I have not had the chance to dig deeper yet. Could be a bad certificate, maybe the Sonicwall doesn't have all of the intermediate certs, many things. But this could be representative of some other users issues. Just wanted to put my results out there for others to look for. If I figure out the specific Certificate issue, I'll update...

I too have this problem, seeing a window saying "Thunderbird can't update to the latest version", but when I go to download the 'latest version', it turns out to be the version I already have (v 68.4.1 64-bit, Build ID 20200108224327, on Win10 Pro v1909 OS build 18363.535).

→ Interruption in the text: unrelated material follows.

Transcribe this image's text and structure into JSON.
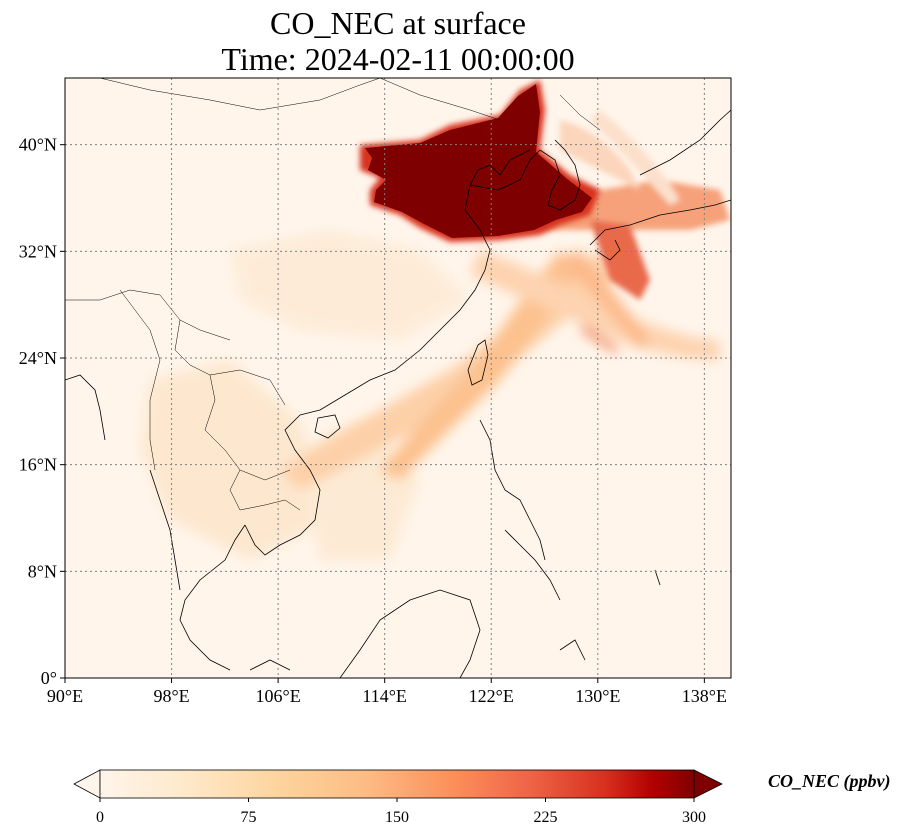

Going into Control Panel, I noticed that another package was installed at the same time as the last TB update, called 'Mozilla Maintenance Service', v68.4.1. Is it this service that prompts the update? Why does this happen even though my downloaded version is already up-to-date? Can there be a problem with determining the version in use? Another thought; if an updated build is made available for the current latest version, would this update process be triggered?